Hi everyone,
We’re prototyping a workflow where a NVIDIA DeepStream appliance does real-time AI detection, publishes the bounding-box metadata to Kafka, and Milestone XProtect keeps recording the video as usual. The goal is to see the AI boxes live in Smart Client (and in playback/export) without touching the video stream. Before we sink time into coding, we’d love a sanity-check on the design below.
Proposed architecture (one line):
Kafka ➜ small C# “Metadata Bridge” using MIP SDK ➜ Milestone Recording Server ➜ Smart Client overlay channel
Key questions we’re unsure about
• Is a lightweight C#/MIP bridge the right pattern, or should we push the metadata via an external ONVIF RTP stream instead?

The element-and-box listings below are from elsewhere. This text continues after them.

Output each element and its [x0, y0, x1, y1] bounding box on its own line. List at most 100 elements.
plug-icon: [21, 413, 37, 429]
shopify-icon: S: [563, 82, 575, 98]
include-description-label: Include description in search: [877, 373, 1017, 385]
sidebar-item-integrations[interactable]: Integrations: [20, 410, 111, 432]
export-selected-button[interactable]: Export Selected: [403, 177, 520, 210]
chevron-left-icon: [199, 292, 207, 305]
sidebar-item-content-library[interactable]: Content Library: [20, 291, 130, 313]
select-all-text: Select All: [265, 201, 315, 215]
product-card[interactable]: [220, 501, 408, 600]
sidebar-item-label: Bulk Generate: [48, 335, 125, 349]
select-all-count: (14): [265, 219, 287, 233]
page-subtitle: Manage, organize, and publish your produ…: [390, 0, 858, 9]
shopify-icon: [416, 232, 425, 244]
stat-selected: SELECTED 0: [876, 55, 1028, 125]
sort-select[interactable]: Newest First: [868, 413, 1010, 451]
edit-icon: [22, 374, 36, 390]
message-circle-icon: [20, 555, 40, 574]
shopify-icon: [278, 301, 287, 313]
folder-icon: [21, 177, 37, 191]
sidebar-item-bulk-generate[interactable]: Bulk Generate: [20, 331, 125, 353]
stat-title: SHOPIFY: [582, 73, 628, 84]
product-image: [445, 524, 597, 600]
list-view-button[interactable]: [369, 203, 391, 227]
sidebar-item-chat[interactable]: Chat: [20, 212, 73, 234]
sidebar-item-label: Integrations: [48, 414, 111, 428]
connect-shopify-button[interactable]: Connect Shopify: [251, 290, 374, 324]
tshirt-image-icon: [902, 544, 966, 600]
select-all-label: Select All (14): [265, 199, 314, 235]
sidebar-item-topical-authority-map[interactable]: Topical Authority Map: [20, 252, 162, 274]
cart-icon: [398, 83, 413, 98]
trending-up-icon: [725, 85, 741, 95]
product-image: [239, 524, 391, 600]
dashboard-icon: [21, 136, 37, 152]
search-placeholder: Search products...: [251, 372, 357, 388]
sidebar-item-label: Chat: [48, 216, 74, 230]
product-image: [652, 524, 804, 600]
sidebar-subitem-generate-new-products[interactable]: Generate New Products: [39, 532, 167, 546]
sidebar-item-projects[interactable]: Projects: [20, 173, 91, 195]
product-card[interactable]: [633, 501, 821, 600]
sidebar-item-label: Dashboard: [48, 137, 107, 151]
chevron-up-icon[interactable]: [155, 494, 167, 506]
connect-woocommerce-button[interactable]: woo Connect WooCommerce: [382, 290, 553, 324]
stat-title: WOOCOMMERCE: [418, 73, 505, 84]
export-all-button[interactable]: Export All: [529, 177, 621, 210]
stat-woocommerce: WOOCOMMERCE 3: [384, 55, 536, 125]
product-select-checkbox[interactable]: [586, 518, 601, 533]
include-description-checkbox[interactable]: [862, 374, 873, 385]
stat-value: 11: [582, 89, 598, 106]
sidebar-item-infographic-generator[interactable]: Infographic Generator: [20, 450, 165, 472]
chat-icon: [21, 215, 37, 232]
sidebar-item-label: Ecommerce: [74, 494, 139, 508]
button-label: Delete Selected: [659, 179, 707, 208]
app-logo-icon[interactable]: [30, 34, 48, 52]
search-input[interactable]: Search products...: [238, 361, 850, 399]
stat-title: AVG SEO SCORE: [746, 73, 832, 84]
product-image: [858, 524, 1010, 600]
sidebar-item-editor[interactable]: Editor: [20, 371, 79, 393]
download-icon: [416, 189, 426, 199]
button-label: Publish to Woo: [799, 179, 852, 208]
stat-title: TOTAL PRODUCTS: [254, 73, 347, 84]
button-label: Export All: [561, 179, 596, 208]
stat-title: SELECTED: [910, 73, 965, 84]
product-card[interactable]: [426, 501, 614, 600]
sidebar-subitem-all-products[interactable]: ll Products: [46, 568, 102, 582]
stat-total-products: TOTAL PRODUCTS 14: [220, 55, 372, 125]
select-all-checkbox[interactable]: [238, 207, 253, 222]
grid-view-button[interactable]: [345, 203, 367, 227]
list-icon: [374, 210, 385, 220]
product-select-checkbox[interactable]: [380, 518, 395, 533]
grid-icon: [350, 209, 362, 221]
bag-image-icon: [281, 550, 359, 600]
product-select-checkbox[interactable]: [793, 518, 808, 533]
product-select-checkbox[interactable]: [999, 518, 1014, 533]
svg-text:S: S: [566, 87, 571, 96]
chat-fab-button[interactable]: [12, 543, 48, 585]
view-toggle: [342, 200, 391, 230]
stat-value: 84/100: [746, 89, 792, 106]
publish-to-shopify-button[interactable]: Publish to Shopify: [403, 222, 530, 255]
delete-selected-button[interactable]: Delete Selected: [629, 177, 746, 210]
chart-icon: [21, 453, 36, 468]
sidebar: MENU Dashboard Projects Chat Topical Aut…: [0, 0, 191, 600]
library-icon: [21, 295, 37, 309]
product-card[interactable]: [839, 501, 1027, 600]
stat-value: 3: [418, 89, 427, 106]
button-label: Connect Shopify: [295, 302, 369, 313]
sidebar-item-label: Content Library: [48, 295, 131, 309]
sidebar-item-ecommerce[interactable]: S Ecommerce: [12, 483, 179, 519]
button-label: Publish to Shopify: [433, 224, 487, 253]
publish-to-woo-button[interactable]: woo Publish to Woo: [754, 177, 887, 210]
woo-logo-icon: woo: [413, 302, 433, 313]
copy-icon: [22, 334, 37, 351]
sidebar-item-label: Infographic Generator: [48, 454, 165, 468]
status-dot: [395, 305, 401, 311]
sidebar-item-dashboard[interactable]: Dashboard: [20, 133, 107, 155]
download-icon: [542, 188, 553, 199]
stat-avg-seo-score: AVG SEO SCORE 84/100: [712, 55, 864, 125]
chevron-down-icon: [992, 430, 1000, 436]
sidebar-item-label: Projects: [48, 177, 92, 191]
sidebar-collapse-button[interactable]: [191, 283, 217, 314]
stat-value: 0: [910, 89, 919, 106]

• Any gotchas with timestamp conversion (epoch vs. UTC ticks), frame-rate mismatches, or added latency in Smart Client?
• Has anyone measured how many bounding boxes per second the Smart Client can render before operators notice UI lag?
• Are there licensing or tier requirements when injecting server-side metadata (we’re on XProtect Expert)?
• Anything else we’re missing—security, failover, maintenance headaches?
Why we think the bridge approach makes sense
• Proper time-sync: metadata follows Milestone’s clock, so playback is accurate.
• Overlays are stored with the recording—export retains graphics.
• No browser layers or client plug-ins; once at the server, all Smart Clients benefit.
• Re-uses VMS authentication/roles and keeps additional ports closed.
Would really appreciate any best-practice tips, horror stories, or performance numbers from devs who’ve done something similar. Thanks in advance!